Mohe, China's northernmost city, winter temperatures can drop to below -40 C. In Western China's Tuokexun, there are only nine days of rainfall on average each year. The Qinghai-Tibet Plateau in Southwest China has an average elevation of more than 4,000 m.

Despite its diverse land conditions, 1.4 billion Chinese people are still able to eat vegetables all year round. How can this be?

In Northern China, temperatures drop rapidly in autumn and soil gradually freezes in winter. Outdoor plants cannot be grown for five to six months. But science and technology has solved this problem.

From 2006 to 2016, the planting area for China's greenhouse vegetables has grown by an average of about 1.6 million mu (107,000 hectares) per year - nearly the size of Los Angeles in the US.

The planting environment in greenhouses has been improved by science and technology. Solutions such as automatic irrigation and ventilation are made possible through intelligent systems that monitor factors like light, heat and pests.

By improving vegetable breeding, China's vegetables are of higher quality, more disease-resistant and have higher yields.

In saline and alkaline land, improved water bamboo can produce 2,000 kg per mu annually.

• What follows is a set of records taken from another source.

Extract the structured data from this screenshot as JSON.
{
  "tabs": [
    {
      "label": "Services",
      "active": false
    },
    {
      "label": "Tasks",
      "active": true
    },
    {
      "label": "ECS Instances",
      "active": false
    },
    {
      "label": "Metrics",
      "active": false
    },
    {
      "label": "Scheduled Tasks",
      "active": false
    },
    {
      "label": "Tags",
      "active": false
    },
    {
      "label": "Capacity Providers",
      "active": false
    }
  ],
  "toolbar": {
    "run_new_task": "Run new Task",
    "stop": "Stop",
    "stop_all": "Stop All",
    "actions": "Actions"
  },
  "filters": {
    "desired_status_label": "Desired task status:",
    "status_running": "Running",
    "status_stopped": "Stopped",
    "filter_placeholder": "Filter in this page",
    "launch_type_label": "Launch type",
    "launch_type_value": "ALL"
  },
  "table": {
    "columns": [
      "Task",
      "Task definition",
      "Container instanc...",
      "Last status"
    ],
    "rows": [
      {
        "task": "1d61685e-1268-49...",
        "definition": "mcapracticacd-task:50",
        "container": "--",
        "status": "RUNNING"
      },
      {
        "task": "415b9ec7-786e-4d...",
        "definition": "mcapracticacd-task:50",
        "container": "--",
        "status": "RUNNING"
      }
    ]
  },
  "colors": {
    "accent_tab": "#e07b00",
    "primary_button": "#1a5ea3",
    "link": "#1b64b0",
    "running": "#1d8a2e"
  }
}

Additionally, farmers across China are now reducing the use of pesticides and fertilizers.

The government also guarantees land areas for agricultural production through legislation and other means. It resolutely prohibits the use of such land for, among other uses, the construction of houses.

While maintaining its top position in terms of quantity, China also wants to be the champion of vegetable quality.

Vegetable production is also becoming increasingly automated and more accurate.

In China, this change in production and economic model is called supply-side structural reform. Adjusting production sources has provided consumers with better-quality vegetables. Such reform will bring increased quantities of, and better, vegetables to China and the world.